Wednesday, September 16, 2009

Rave review for THE COLLECTION

Spike Gillespie with The Austinist wrote a lovely review of our current production, THE COLLECTION by Harld Pinter.

The Collection, a play written by Harold Pinter and currently showing at Hyde Park Theatre, is purposefully ambiguous and, at times, flat out intentionally confusing. That said, the truly puzzling thing about the performance, which is directed by (and also features) Austin’s own gift-to-the-stage, Ken Webster, is this: In this town where the standing ovation is de rigeur, to the point that a gaggle of pre-schoolers toddling across the street can merit wild vertical applause, Webster and company did not receive a sustained, leap-to-their feet round of deafening clapping from the near full house in attendance last Friday night.

Which is not to say the crowd was unappreciative. Oh no. From the laughter that punctuated the evening at all the right moments, it was clear folks got what was going on— as much as one could get it. Maybe, then, everyone was just stunned into ass-stuck-in-seat mode at the end. Or perhaps they stayed down in hopes that the cast would come back out and run through the entire 73 minutes a second time. That would’ve been just fine.

Webster has impeccable taste when it comes to selecting plays. That said, more often than not he veers toward the incredibly dark and, oftentimes, violent. With The Collection, though, he has selected a piece that, while it certainly has enough dark emotional elements, doesn’t step into the realm of physical violation visited upon one character by another.

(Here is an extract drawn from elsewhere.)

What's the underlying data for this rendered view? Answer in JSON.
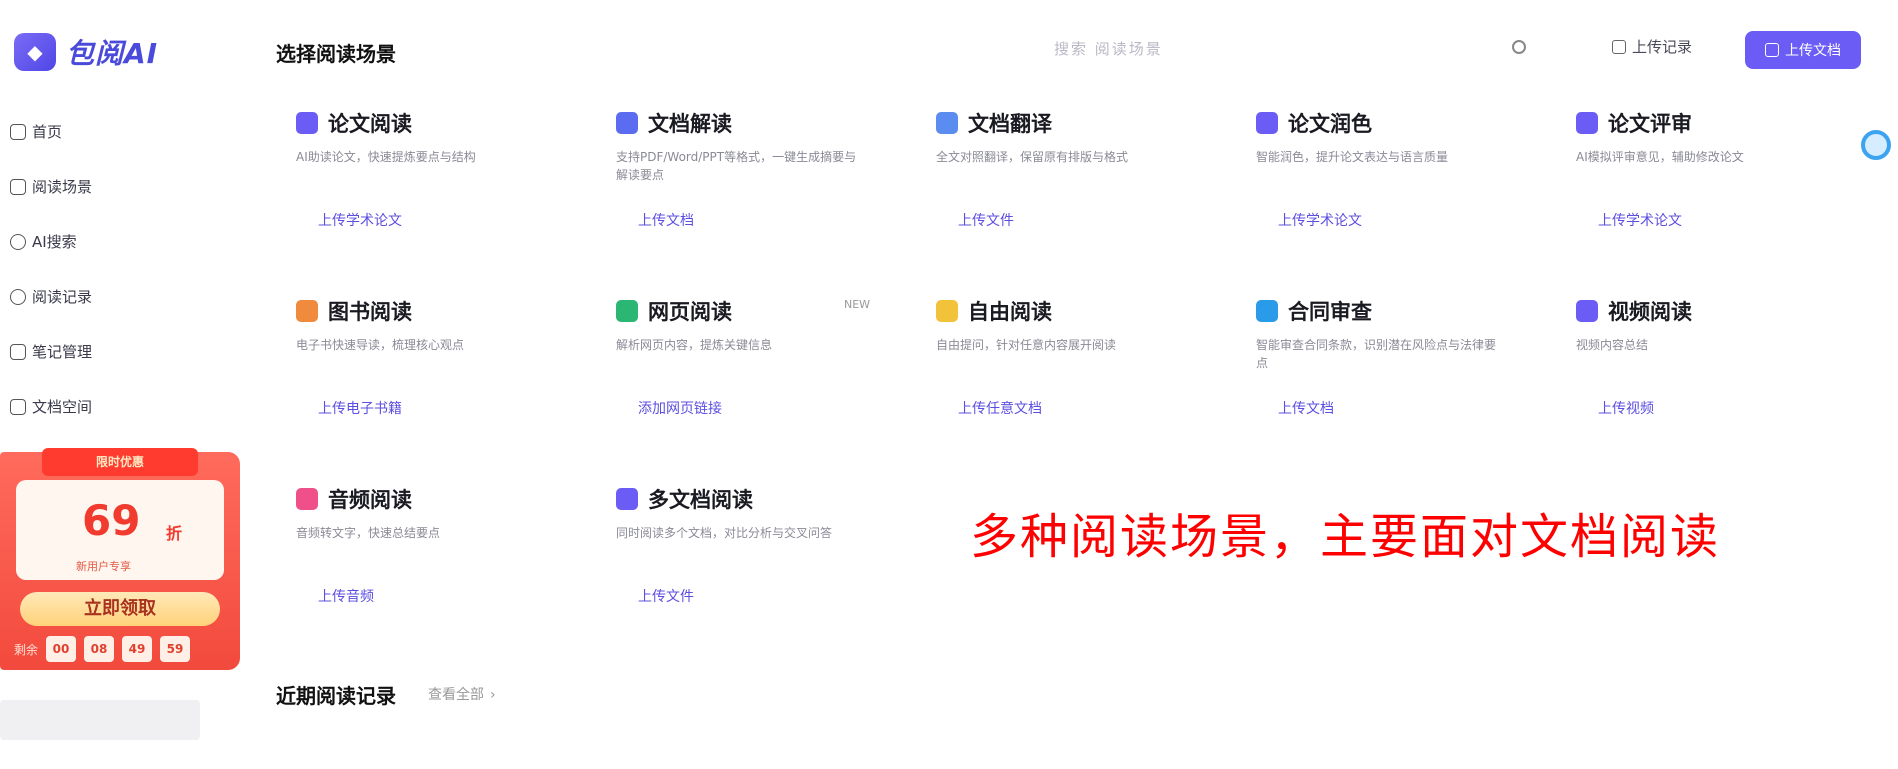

Instead, as we figure out eventually, James (Webster) is led to believe that Bill (Joey Hood) has committed adultery with his wife, Stella (Kelsey Kling). Toss into this mix the fourth character in the play, Harry (Ian Manners), who is some sort of mentor (or is that master?) of Bill—his decades younger “roommate—” and there’s plenty to keep the show moving right along.

And yet, though it does move, at the same time The Collection simultaneously has the pacing of an episode of Mad Men, which is to say Pinter does not rush the plot. The dialogue, also like Mad Men, is often succinct, and Pinter’s trademark pauses are more than a little pregnant. Thus when James confronts Bill, as he does more than once, often it is his long silences (accompanied by Webster’s excellent facial expressions) that get across his point. Think of Javier Bardem’s chilling quiet moments in No Country for Old Men.

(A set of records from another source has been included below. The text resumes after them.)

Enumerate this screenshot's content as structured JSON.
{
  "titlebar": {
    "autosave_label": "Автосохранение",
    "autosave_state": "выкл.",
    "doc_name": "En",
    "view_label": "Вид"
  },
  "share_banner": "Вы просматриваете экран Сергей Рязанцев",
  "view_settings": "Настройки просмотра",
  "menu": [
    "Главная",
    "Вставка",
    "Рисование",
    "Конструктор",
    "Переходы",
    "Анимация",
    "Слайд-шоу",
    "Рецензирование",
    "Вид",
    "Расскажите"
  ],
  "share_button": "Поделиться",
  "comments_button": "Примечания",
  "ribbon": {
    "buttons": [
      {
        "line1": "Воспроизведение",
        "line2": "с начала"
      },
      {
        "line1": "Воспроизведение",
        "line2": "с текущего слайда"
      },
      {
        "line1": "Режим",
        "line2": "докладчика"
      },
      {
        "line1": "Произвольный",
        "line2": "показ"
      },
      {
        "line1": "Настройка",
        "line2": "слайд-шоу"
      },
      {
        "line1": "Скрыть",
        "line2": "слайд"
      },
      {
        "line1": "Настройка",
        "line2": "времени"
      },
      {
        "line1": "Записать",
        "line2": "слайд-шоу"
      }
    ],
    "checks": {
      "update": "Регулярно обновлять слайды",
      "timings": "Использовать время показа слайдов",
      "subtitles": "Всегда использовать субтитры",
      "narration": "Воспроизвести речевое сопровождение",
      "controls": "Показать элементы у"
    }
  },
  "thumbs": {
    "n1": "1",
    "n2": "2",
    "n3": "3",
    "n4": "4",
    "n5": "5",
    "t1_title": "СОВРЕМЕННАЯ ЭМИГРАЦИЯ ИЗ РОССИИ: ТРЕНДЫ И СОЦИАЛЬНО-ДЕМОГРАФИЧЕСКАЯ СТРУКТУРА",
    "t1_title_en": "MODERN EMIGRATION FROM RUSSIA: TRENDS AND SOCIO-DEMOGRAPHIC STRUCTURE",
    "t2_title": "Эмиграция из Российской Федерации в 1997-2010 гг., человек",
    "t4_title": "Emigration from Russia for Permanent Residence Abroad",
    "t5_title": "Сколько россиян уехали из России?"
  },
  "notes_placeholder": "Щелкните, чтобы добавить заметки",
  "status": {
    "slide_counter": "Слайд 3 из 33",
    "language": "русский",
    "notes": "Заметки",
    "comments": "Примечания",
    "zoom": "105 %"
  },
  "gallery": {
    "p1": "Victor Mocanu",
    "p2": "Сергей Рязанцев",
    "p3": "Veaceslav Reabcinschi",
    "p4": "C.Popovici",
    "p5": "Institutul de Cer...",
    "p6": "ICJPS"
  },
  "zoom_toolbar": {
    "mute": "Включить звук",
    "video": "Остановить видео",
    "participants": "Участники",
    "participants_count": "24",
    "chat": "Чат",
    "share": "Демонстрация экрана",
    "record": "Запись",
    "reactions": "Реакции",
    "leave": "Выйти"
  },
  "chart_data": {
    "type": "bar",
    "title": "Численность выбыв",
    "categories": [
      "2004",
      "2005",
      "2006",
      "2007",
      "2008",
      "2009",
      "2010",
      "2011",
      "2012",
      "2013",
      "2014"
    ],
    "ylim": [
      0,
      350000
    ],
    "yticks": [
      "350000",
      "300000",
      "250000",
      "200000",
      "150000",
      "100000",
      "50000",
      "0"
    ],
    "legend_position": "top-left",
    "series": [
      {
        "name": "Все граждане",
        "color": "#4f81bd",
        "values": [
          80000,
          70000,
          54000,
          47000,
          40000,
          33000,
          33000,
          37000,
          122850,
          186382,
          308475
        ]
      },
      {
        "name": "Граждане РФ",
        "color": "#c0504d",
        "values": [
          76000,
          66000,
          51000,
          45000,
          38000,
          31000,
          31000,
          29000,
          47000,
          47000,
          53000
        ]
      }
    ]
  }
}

When language is employed in The Collection, it is employed precisely and spot on. Here we have four people all working with more or less the same story and yet this same story is told, viewed, dissected, confirmed and denied multiple times and through widely varying perspectives. A pleasant confusion ensues for the audience as we are challenged to examine our own thoughts and feelings on infidelity, what constitutes “truth,” and whom we ultimately choose to believe.

Webster couldn’t give a bad performance even if Javier Bardem was directing him to do so with the sawed off barrel of a shotgun. Ian Manners, who happens to also be a UT Professor, perfectly inhabits the character of stodgy old Englishman, ever demanding in his silk dressing gown. Kelsey Kling is excellent as a woman who is either seeking to set things straight via true confession or hoping to stir shit up via the opposite—we might never know. But it is Joey Hood here who deserves the most kudos. No stranger to the HPT stage, he’s done strong turns in Killer Joe and Bombs in Your Mouth. But this is his most shining moment to date as a slums-to-manor bad boy, toying with those around him in a slow cat-dangles-mouse ritual. Put them all together on a set designed by design genius Paul Davis and, to understate the matter, there’s not a thing to complain about in The Collection.

The Collection runs through October 10th at Hyde Park Theatre.